The genuis of Gershwin via a diverse mix of singers.
jim aldridge | Colorado, USA | 02/02/2000
(5 out of 5 stars)
"Nina Simone's smoldering "Summertime" is worth the price of the disc! I have tracked down at least 8 copies of this disc to give to family & friends. Always uplifting to listen to."
Capitol Jazz's Great Collection of Great Gershwin Songs
Arthur Blenheim | Boston | 12/22/2006
(4 out of 5 stars)
"I bought this disc when it first came out. This is quite a collection. All of the tracks are at least very good with the lower tier being the more buttery-flavored songs, but much of it is cannot-do-without greatness. Over the years that I've owned the disc, I've given it a lot of use.

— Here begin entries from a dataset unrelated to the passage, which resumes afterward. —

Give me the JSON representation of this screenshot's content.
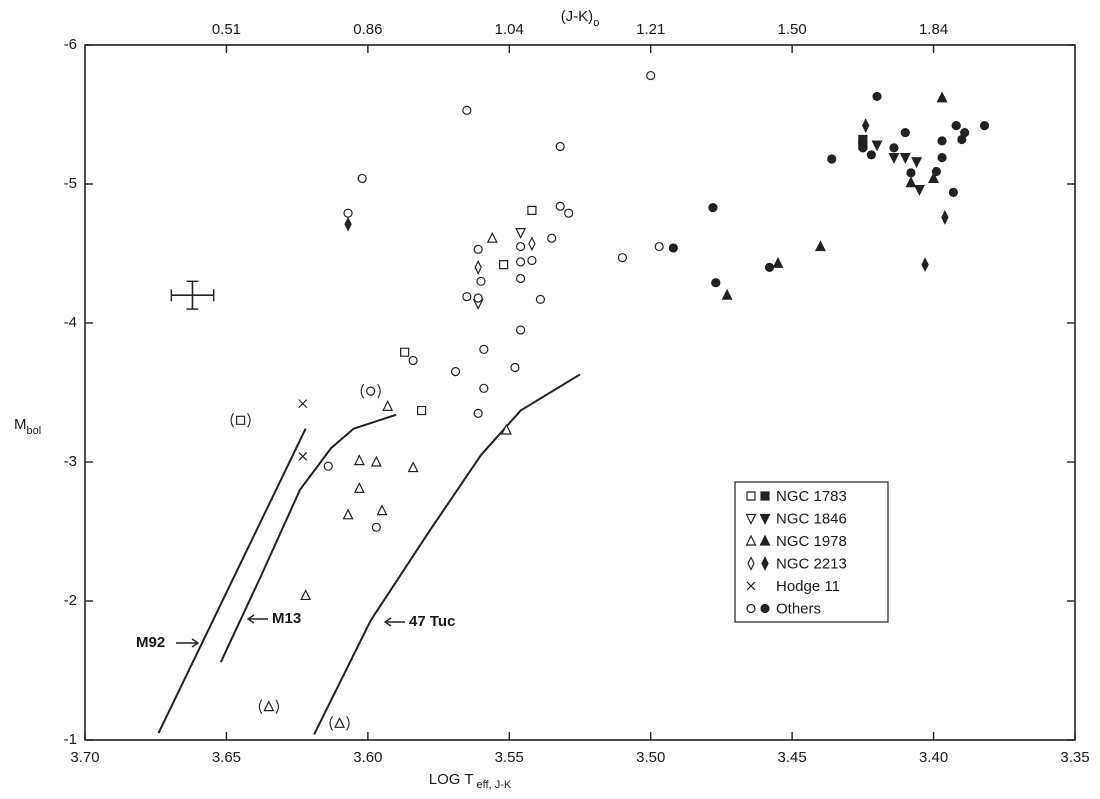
{
  "chart_data": {
    "type": "scatter",
    "top_axis_label": "(J-K)",
    "top_axis_label_sub": "o",
    "xlabel": "LOG T",
    "xlabel_sub": "eff, J-K",
    "ylabel": "M",
    "ylabel_sub": "bol",
    "xlim": [
      3.7,
      3.35
    ],
    "ylim": [
      -1,
      -6
    ],
    "xticks": [
      {
        "value": 3.7,
        "label": "3.70"
      },
      {
        "value": 3.65,
        "label": "3.65"
      },
      {
        "value": 3.6,
        "label": "3.60"
      },
      {
        "value": 3.55,
        "label": "3.55"
      },
      {
        "value": 3.5,
        "label": "3.50"
      },
      {
        "value": 3.45,
        "label": "3.45"
      },
      {
        "value": 3.4,
        "label": "3.40"
      },
      {
        "value": 3.35,
        "label": "3.35"
      }
    ],
    "x2ticks": [
      {
        "value": 3.65,
        "label": "0.51"
      },
      {
        "value": 3.6,
        "label": "0.86"
      },
      {
        "value": 3.55,
        "label": "1.04"
      },
      {
        "value": 3.5,
        "label": "1.21"
      },
      {
        "value": 3.45,
        "label": "1.50"
      },
      {
        "value": 3.4,
        "label": "1.84"
      }
    ],
    "yticks": [
      -6,
      -5,
      -4,
      -3,
      -2,
      -1
    ],
    "series": [
      {
        "name": "NGC 1783",
        "marker": "square",
        "color": "#222",
        "x": [
          3.542,
          3.552,
          3.587,
          3.581,
          3.645,
          3.425,
          3.425
        ],
        "y": [
          -4.81,
          -4.42,
          -3.79,
          -3.37,
          -3.3,
          -5.32,
          -5.28
        ],
        "filled": [
          false,
          false,
          false,
          false,
          false,
          true,
          true
        ],
        "bracketed": [
          false,
          false,
          false,
          false,
          true,
          false,
          false
        ]
      },
      {
        "name": "NGC 1846",
        "marker": "triangle-down",
        "color": "#222",
        "x": [
          3.546,
          3.561,
          3.42,
          3.414,
          3.41,
          3.406,
          3.405
        ],
        "y": [
          -4.65,
          -4.14,
          -5.28,
          -5.19,
          -5.19,
          -5.16,
          -4.96
        ],
        "filled": [
          false,
          false,
          true,
          true,
          true,
          true,
          true
        ]
      },
      {
        "name": "NGC 1978",
        "marker": "triangle",
        "color": "#222",
        "x": [
          3.556,
          3.593,
          3.603,
          3.597,
          3.584,
          3.603,
          3.595,
          3.607,
          3.622,
          3.551,
          3.635,
          3.61,
          3.397,
          3.408,
          3.455,
          3.473,
          3.44,
          3.4
        ],
        "y": [
          -4.61,
          -3.4,
          -3.01,
          -3.0,
          -2.96,
          -2.81,
          -2.65,
          -2.62,
          -2.04,
          -3.23,
          -1.24,
          -1.12,
          -5.62,
          -5.01,
          -4.43,
          -4.2,
          -4.55,
          -5.04
        ],
        "filled": [
          false,
          false,
          false,
          false,
          false,
          false,
          false,
          false,
          false,
          false,
          false,
          false,
          true,
          true,
          true,
          true,
          true,
          true
        ],
        "bracketed": [
          false,
          false,
          false,
          false,
          false,
          false,
          false,
          false,
          false,
          false,
          true,
          true,
          false,
          false,
          false,
          false,
          false,
          false
        ]
      },
      {
        "name": "NGC 2213",
        "marker": "diamond",
        "color": "#222",
        "x": [
          3.561,
          3.542,
          3.424,
          3.396,
          3.403,
          3.607
        ],
        "y": [
          -4.4,
          -4.57,
          -5.42,
          -4.76,
          -4.42,
          -4.71
        ],
        "filled": [
          false,
          false,
          true,
          true,
          true,
          true
        ]
      },
      {
        "name": "Hodge 11",
        "marker": "x",
        "color": "#222",
        "x": [
          3.623,
          3.623
        ],
        "y": [
          -3.42,
          -3.04
        ],
        "filled": [
          false,
          false
        ]
      },
      {
        "name": "Others",
        "marker": "circle",
        "color": "#222",
        "x": [
          3.5,
          3.565,
          3.602,
          3.607,
          3.532,
          3.532,
          3.529,
          3.561,
          3.535,
          3.546,
          3.542,
          3.546,
          3.497,
          3.51,
          3.56,
          3.546,
          3.565,
          3.561,
          3.539,
          3.546,
          3.559,
          3.584,
          3.569,
          3.548,
          3.559,
          3.561,
          3.614,
          3.597,
          3.599,
          3.478,
          3.492,
          3.477,
          3.458,
          3.436,
          3.42,
          3.425,
          3.422,
          3.41,
          3.414,
          3.397,
          3.392,
          3.389,
          3.382,
          3.39,
          3.393,
          3.397,
          3.399,
          3.408
        ],
        "y": [
          -5.78,
          -5.53,
          -5.04,
          -4.79,
          -5.27,
          -4.84,
          -4.79,
          -4.53,
          -4.61,
          -4.55,
          -4.45,
          -4.44,
          -4.55,
          -4.47,
          -4.3,
          -4.32,
          -4.19,
          -4.18,
          -4.17,
          -3.95,
          -3.81,
          -3.73,
          -3.65,
          -3.68,
          -3.53,
          -3.35,
          -2.97,
          -2.53,
          -3.51,
          -4.83,
          -4.54,
          -4.29,
          -4.4,
          -5.18,
          -5.63,
          -5.26,
          -5.21,
          -5.37,
          -5.26,
          -5.31,
          -5.42,
          -5.37,
          -5.42,
          -5.32,
          -4.94,
          -5.19,
          -5.09,
          -5.08
        ],
        "filled": [
          false,
          false,
          false,
          false,
          false,
          false,
          false,
          false,
          false,
          false,
          false,
          false,
          false,
          false,
          false,
          false,
          false,
          false,
          false,
          false,
          false,
          false,
          false,
          false,
          false,
          false,
          false,
          false,
          false,
          true,
          true,
          true,
          true,
          true,
          true,
          true,
          true,
          true,
          true,
          true,
          true,
          true,
          true,
          true,
          true,
          true,
          true,
          true
        ],
        "bracketed": [
          false,
          false,
          false,
          false,
          false,
          false,
          false,
          false,
          false,
          false,
          false,
          false,
          false,
          false,
          false,
          false,
          false,
          false,
          false,
          false,
          false,
          false,
          false,
          false,
          false,
          false,
          false,
          false,
          true,
          false,
          false,
          false,
          false,
          false,
          false,
          false,
          false,
          false,
          false,
          false,
          false,
          false,
          false,
          false,
          false,
          false,
          false,
          false
        ]
      }
    ],
    "curves": [
      {
        "name": "M92",
        "x": [
          3.674,
          3.622
        ],
        "y": [
          -1.05,
          -3.24
        ]
      },
      {
        "name": "M13",
        "x": [
          3.652,
          3.638,
          3.624,
          3.613,
          3.605,
          3.59
        ],
        "y": [
          -1.56,
          -2.17,
          -2.8,
          -3.1,
          -3.24,
          -3.34
        ]
      },
      {
        "name": "47 Tuc",
        "x": [
          3.619,
          3.599,
          3.578,
          3.56,
          3.546,
          3.525
        ],
        "y": [
          -1.04,
          -1.86,
          -2.51,
          -3.05,
          -3.37,
          -3.63
        ]
      }
    ],
    "error_bar": {
      "x": 3.662,
      "y": -4.2,
      "xerr": 0.0075,
      "yerr": 0.1
    }
  }
}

The other reviewer here says "Nina Simone's smoldering 'Summertime' is worth the price of the disc," and he's right; it's that good. This track captivates and mesmerizes from the very first note to the last; I was petrified. Also, Carmen McRae's The Man I Love is wonderfully done from beginning to finish with a great orchestral arrangement; one of the best songs from the disc--a masterpiece of surrealist sound. Chet Baker's But Not For Me is a great tune and Chet's trumpet-playing solo is just quiet enough to keep the mood in the right place; I can remember every note of it running through my memory quite as plainly as if I was listening to it at this instant, although a lot of the disc is that good too. Annie Ross's rendition of I Was Doing All Right is very good, and it has Zoot Sims playing the saxophone, who is, I think, a great jazz artist and saxophone soloist, having played with many other greats like Lionel Hampton. Track 9, Beverly Kenney's It Ain't Necessarily So is a very interesting version of the song which I never would've thought could possibly be any good: she sings the whole song duet against a single bongo player, but the two play off each other with such minimalist perfection that one can't help but be drawn in to the unusual, improvisational sound. They All Laughed sung by David Allyn, is great in the big-band jazz variation with an orchestra so tightly in unison that it can turn on a dime. Mel Torme's Do, Do, Do is an interesting formation of romanticism, and a very nice-sounding rendition. Dakota Staton's A Foggy Day is so loud and cheerful, it almost sounds psychotically so, and the vibraphone and trombone fits; Staton and the orchestra sound great together with just enough precision in the arrangement, excellent soloing including the trombonist, and scatting by Staton that sends this tune way over the top.
All of these songs are kept short, except for the last one which is I think over six minutes, but it is the most heart-wrenching six minutes of the disc, if not all discs. Overall, this is a great collection by Capitol Records: the cream of the label."